There are predefined elements for some linguistic
analysis (s,
cl,
phr,
w,
and m for sentences, clauses, phrases, words, and morphemes;
they can carry attributes with specification of their
type and linguistic function).
The interp element is provided to
allow light-weight unstructured annotation;
the fs (feature-structure) element and
a whole family of elements for its content provide
for tightly structured annotations.
It is not clear why the interp element
is needed, given that note already
exists and provides the same facility for unstructured
annotation that can be linked to arbitrary locations in the
text.
Some of those involved in developing the TEI vocabulary
wanted a separate element to distinguish the notes
present in the exemplar of an electronic text from annotations
added by others in the course of their work with an
electronic text.
This is not a particularly compelling argument,
since note has
type
and
resp attributes precisely in order to
allow notes from different annotators to be distinguished.

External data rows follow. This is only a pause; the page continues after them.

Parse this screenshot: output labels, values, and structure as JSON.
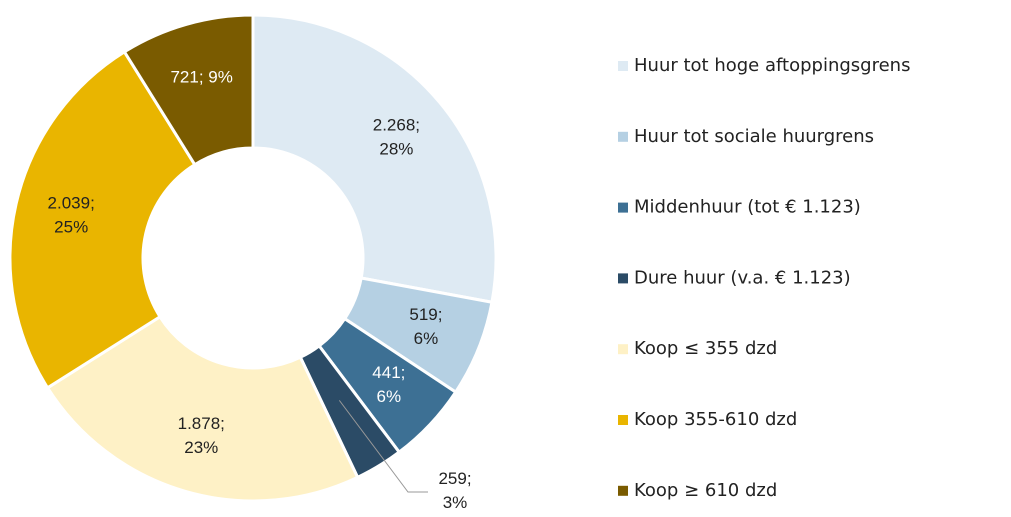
{
  "chart_data": {
    "type": "donut",
    "categories": [
      "Huur tot hoge aftoppingsgrens",
      "Huur tot sociale huurgrens",
      "Middenhuur (tot € 1.123)",
      "Dure huur (v.a. € 1.123)",
      "Koop ≤ 355 dzd",
      "Koop 355-610 dzd",
      "Koop ≥ 610 dzd"
    ],
    "values": [
      2268,
      519,
      441,
      259,
      1878,
      2039,
      721
    ],
    "value_labels": [
      [
        "2.268;",
        "28%"
      ],
      [
        "519;",
        "6%"
      ],
      [
        "441;",
        "6%"
      ],
      [
        "259;",
        "3%"
      ],
      [
        "1.878;",
        "23%"
      ],
      [
        "2.039;",
        "25%"
      ],
      [
        "721; 9%"
      ]
    ],
    "colors": [
      "#deeaf3",
      "#b5d0e3",
      "#3d7094",
      "#2b4b66",
      "#fef1c6",
      "#e9b500",
      "#7a5b00"
    ],
    "legend": "right"
  }
}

But in the end, including the separate element seemed
likely to make the TEI vocabulary more palatable to some
potential users. (And it could not be argued that the TEI
never included multiple element types that mean the same
or similar things. Perhaps it should not do so, but
that ship had sailed very early.)
Feature-structure markup was developed by the TEI working group on linguistic analysis, as feature structures are a commonplace in linguistic analysis. The mechanism is general enough, however, that it can be used for essentially any kind of structured information. When carried to its logical extreme, feature structure markup is an alternative both to XML itself and to database management systems. Perhaps fortunately, it is seldom carried to that extreme.
An example of non-linguistic use of TEI feature structures is the CATMA system developed by Jan Christoph Meister, a narratologist at the University of Hamburg, for annotation of narrative texts.
Hypertext
Does the vocabulary support hyperlinking? Outgoing? Incoming?

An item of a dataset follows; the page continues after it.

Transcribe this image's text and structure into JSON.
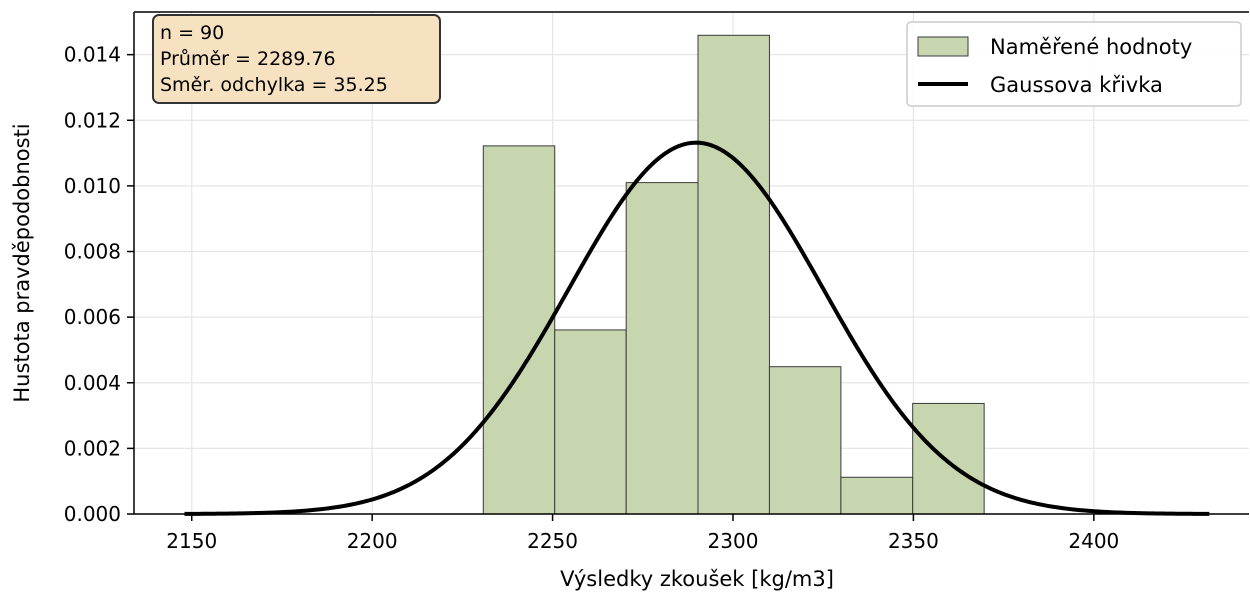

Hyperlinks are represented in TEI using the
ref and ptr elements.
(The former has textual content, the latter
does not; the expectation is that the formatting
or rendering system will supply appropriate text
such as the number or title of the section being
pointed at, or the number of the figure if it is
a figure being pointed
at, etc.)
Both incoming and outgoing links may be asserted using the
link element.
The ref and ptr elements
resemble the a element of HTML (when it
carries an href attribute): they assert
the existence of a hyperlink, one end-point of which is
located at the ref, ptr,
or a element itself. That is, one
end-point of the hyperlink whose existence is asserted
is invariably located at the element asserting the link.

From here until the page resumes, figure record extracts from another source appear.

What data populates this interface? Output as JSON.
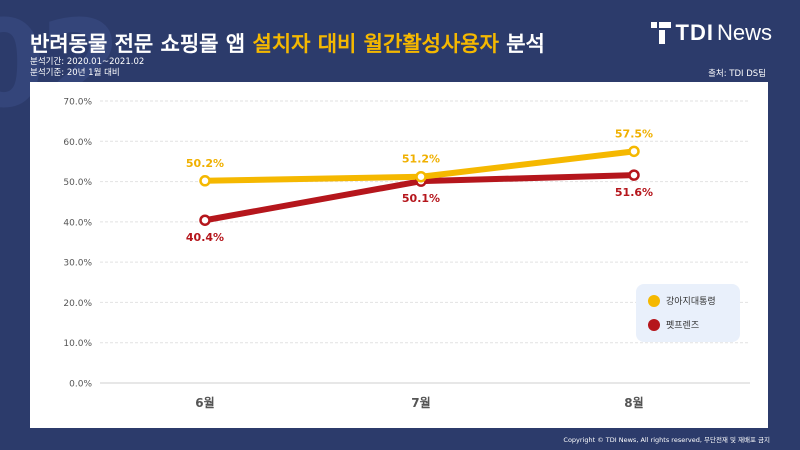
{
  "header": {
    "title_prefix": "반려동물 전문 쇼핑몰 앱 ",
    "title_highlight": "설치자 대비 월간활성사용자",
    "title_suffix": " 분석",
    "period": "분석기간: 2020.01~2021.02",
    "basis": "분석기준: 20년 1월 대비",
    "source": "출처: TDI DS팀",
    "logo_tdi": "TDI",
    "logo_news": "News",
    "bg_text": "02"
  },
  "footer": {
    "copyright": "Copyright © TDI News, All rights reserved, 무단전재 및 재배포 금지"
  },
  "colors": {
    "background": "#2c3b6b",
    "highlight": "#f5b800",
    "series1": "#f5b800",
    "series2": "#b5161c"
  },
  "chart_data": {
    "type": "line",
    "categories": [
      "6월",
      "7월",
      "8월"
    ],
    "ylim": [
      0,
      70
    ],
    "yticks": [
      "0.0%",
      "10.0%",
      "20.0%",
      "30.0%",
      "40.0%",
      "50.0%",
      "60.0%",
      "70.0%"
    ],
    "grid": true,
    "legend_position": "right",
    "series": [
      {
        "name": "강아지대통령",
        "values": [
          50.2,
          51.2,
          57.5
        ],
        "labels": [
          "50.2%",
          "51.2%",
          "57.5%"
        ],
        "color": "#f5b800"
      },
      {
        "name": "펫프렌즈",
        "values": [
          40.4,
          50.1,
          51.6
        ],
        "labels": [
          "40.4%",
          "50.1%",
          "51.6%"
        ],
        "color": "#b5161c"
      }
    ]
  }
}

The link element, by contrast, asserts
the existence of a hyperlink whose end-points are all
distinct from the link element itself.
It may thus be used to assert hyperlinks whose endpoints
are all located in other documents.
There was a time when hypertext theorists regarded the necessity for placing a link assertion at one of the link's end-points as sign of a crude and primitive hypertext system. (This is one reason hypertext enthusiasts were not originally much impressed by the World Wide Web.)
In TEI P3 and P4, ref and ptr
were restricted to internal links, while the separate elements
xref and xptr were provided
for external links. By the time TEI P5 was developed,
experience with the World Wide Web has made such a
distinction appear arbitrary and unhelpful, so the
two pairs of elements were merged.
Dates and other low-level datatypes
Does the vocabulary have markup for dates? numbers? weights and measures? times of day? URIs?
There are TEI elements for all the special items
mentioned except weights (for which use measure)
and URIS.
Metadata — inline? external?
Does the vocabulary allow the XML document to identify itself using internal metadata? External metadata?
TEI provides an inline header (called teiHeader)
with (a) a full bibliographic description of the
electronic document itself, (b) optional descriptions
of non-bibliographic properties of the electronic
document itself and the work it instantiates, and (c) a
change history to keep track of modifications to the document.
For some questions, additional comments that go beyond the expected answer are also shown, formatted like this paragraph.